8度目の人生、嫌われていたはずの王太子殿下の溺愛ルートにはまりました~お飾り側妃なのでどうぞお構いなく~2
プロローグ

 フィオナ・オールブライトには、十七歳の政略結婚打診を起点として、人生がループしていた期間がある。
 政略結婚の相手は、隣のオズボーン王国の王太子・オスニエル。
 彼は、聖獣の加護に頼るブライト王国を嫌っており、側妃として嫁いだフィオナとは、ほとんど話もしなかった。その後も戦争による領土拡大を続けるオズボーン王国は、フィオナが二十歳になる頃、母国ブライト王国を征服した。
 同盟の象徴としての役割を失ったフィオナは、情報漏洩の冤罪をかけられ処刑された。
 これが彼女の、一度目の人生の終わりだ。
 しかし、なぜだか目を開けると、政略結婚を打診された場面へと戻っていたのだ。
 わけもわからないまま、再び始まった十七歳を、今度は婚約破棄することで変えようとした。
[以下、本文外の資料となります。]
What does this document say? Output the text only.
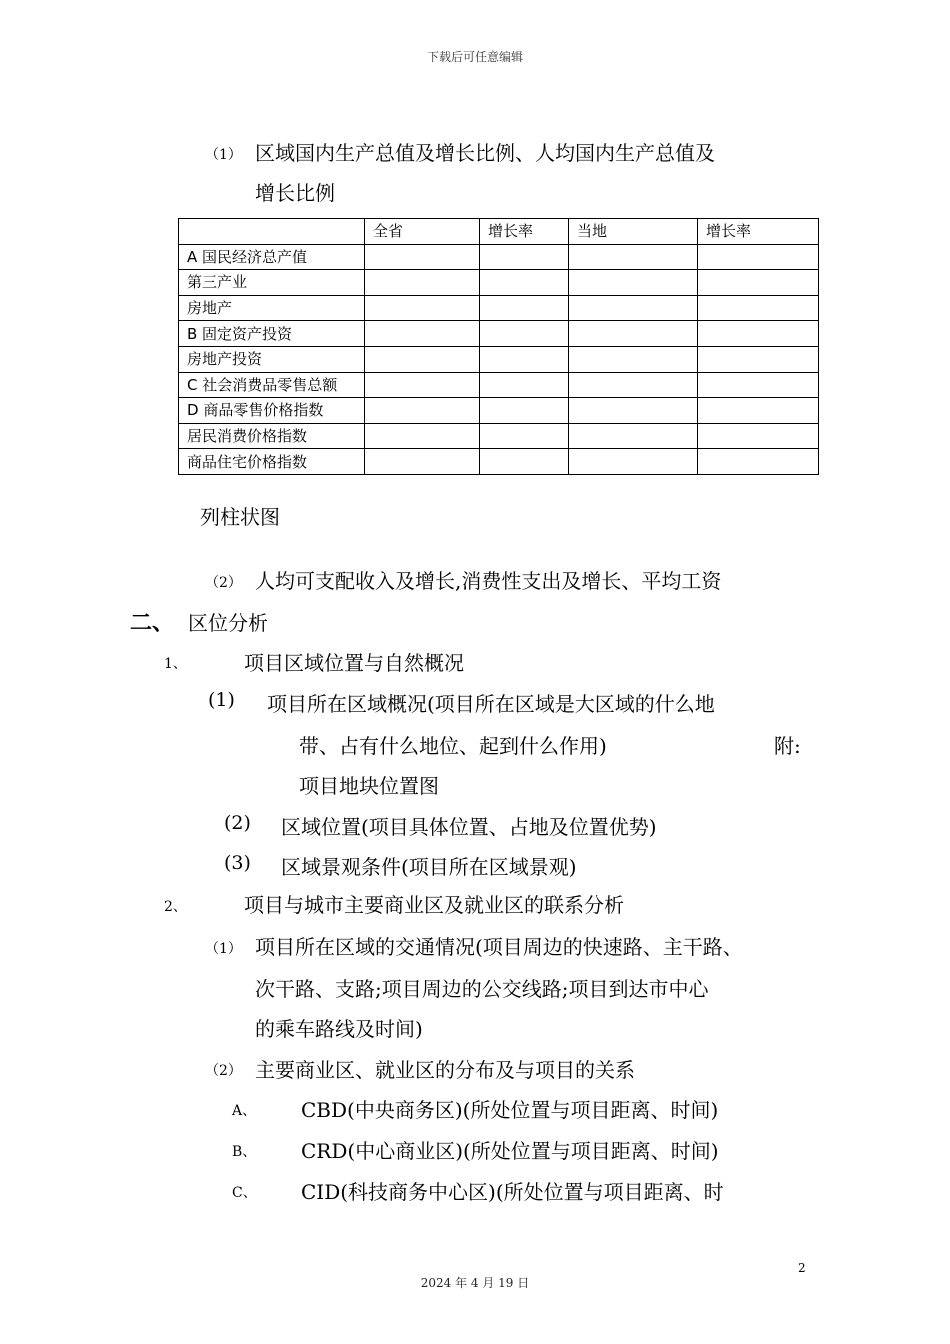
下载后可任意编辑
（1） 区域国内生产总值及增长比例、人均国内生产总值及
增长比例
	全省	增长率	当地	增长率
A 国民经济总产值				
第三产业				
房地产				
B 固定资产投资				
房地产投资				
C 社会消费品零售总额				
D 商品零售价格指数				
居民消费价格指数				
商品住宅价格指数				
列柱状图
（2） 人均可支配收入及增长,消费性支出及增长、平均工资
二、 区位分析
1、	项目区域位置与自然概况
(1) 项目所在区域概况(项目所在区域是大区域的什么地
带、占有什么地位、起到什么作用)	附:
项目地块位置图
(2) 区域位置(项目具体位置、占地及位置优势)
(3) 区域景观条件(项目所在区域景观)
2、	项目与城市主要商业区及就业区的联系分析
（1） 项目所在区域的交通情况(项目周边的快速路、主干路、
次干路、支路;项目周边的公交线路;项目到达市中心
的乘车路线及时间)
（2） 主要商业区、就业区的分布及与项目的关系
A、 CBD(中央商务区)(所处位置与项目距离、时间)
B、 CRD(中心商业区)(所处位置与项目距离、时间)
C、 CID(科技商务中心区)(所处位置与项目距离、时
2
2024 年 4 月 19 日
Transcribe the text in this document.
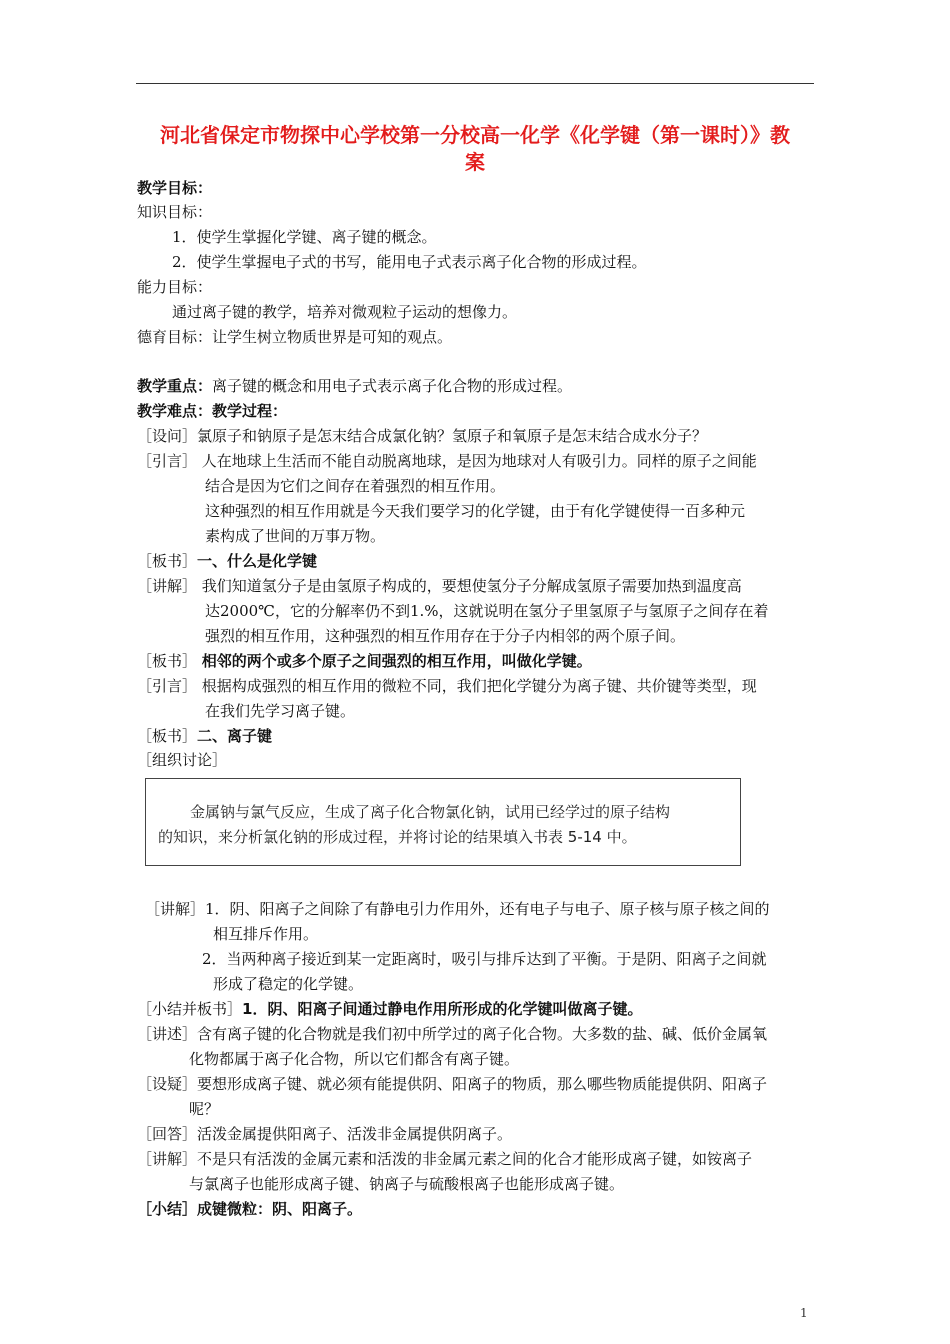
河北省保定市物探中心学校第一分校高一化学《化学键（第一课时）》教
案
教学目标：
知识目标：
1．使学生掌握化学键、离子键的概念。
2．使学生掌握电子式的书写，能用电子式表示离子化合物的形成过程。
能力目标：
通过离子键的教学，培养对微观粒子运动的想像力。
德育目标：让学生树立物质世界是可知的观点。
教学重点：离子键的概念和用电子式表示离子化合物的形成过程。
教学难点：教学过程：
［设问］氯原子和钠原子是怎末结合成氯化钠？氢原子和氧原子是怎末结合成水分子？
［引言］ 人在地球上生活而不能自动脱离地球，是因为地球对人有吸引力。同样的原子之间能
结合是因为它们之间存在着强烈的相互作用。
这种强烈的相互作用就是今天我们要学习的化学键，由于有化学键使得一百多种元
素构成了世间的万事万物。
［板书］一、什么是化学键
［讲解］ 我们知道氢分子是由氢原子构成的，要想使氢分子分解成氢原子需要加热到温度高
达2000℃，它的分解率仍不到1.%，这就说明在氢分子里氢原子与氢原子之间存在着
强烈的相互作用，这种强烈的相互作用存在于分子内相邻的两个原子间。
［板书］ 相邻的两个或多个原子之间强烈的相互作用，叫做化学键。
［引言］ 根据构成强烈的相互作用的微粒不同，我们把化学键分为离子键、共价键等类型，现
在我们先学习离子键。
［板书］二、离子键
［组织讨论］
金属钠与氯气反应，生成了离子化合物氯化钠，试用已经学过的原子结构
的知识，来分析氯化钠的形成过程，并将讨论的结果填入书表 5-14 中。
［讲解］1．阴、阳离子之间除了有静电引力作用外，还有电子与电子、原子核与原子核之间的
相互排斥作用。
2．当两种离子接近到某一定距离时，吸引与排斥达到了平衡。于是阴、阳离子之间就
形成了稳定的化学键。
［小结并板书］1．阴、阳离子间通过静电作用所形成的化学键叫做离子键。
［讲述］含有离子键的化合物就是我们初中所学过的离子化合物。大多数的盐、碱、低价金属氧
化物都属于离子化合物，所以它们都含有离子键。
［设疑］要想形成离子键、就必须有能提供阴、阳离子的物质，那么哪些物质能提供阴、阳离子
呢？
［回答］活泼金属提供阳离子、活泼非金属提供阴离子。
［讲解］不是只有活泼的金属元素和活泼的非金属元素之间的化合才能形成离子键，如铵离子
与氯离子也能形成离子键、钠离子与硫酸根离子也能形成离子键。
［小结］成键微粒：阴、阳离子。
1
しかし、それはオズボーン王国の怒りを買うことになり、今度は二十歳になる前に生涯を終えたのだ。

 そんなループ人生をフィオナは結局、七回生きた。
 もちろん、漫然と同じ人生を歩んだわけではない。
 誰かの愛を得て幸せになろうと、結婚自体から逃げたり、あるいは夫に気に入られるよう媚びてみたりと、生き残るために努力をし続けた。
 しかし、いずれの人生も死によって終ったことにより、フィオナは疲れ果ててしまった。たったひとりの人と、愛し愛されて生きたいという乙女心も、すっかりなくなってしまった。
 だから八度目のスタート時に誓ったのだ。もう愛情などいらない。そんなことより、自国の国民を守り、自分らしく楽しく生きることを優先しようと。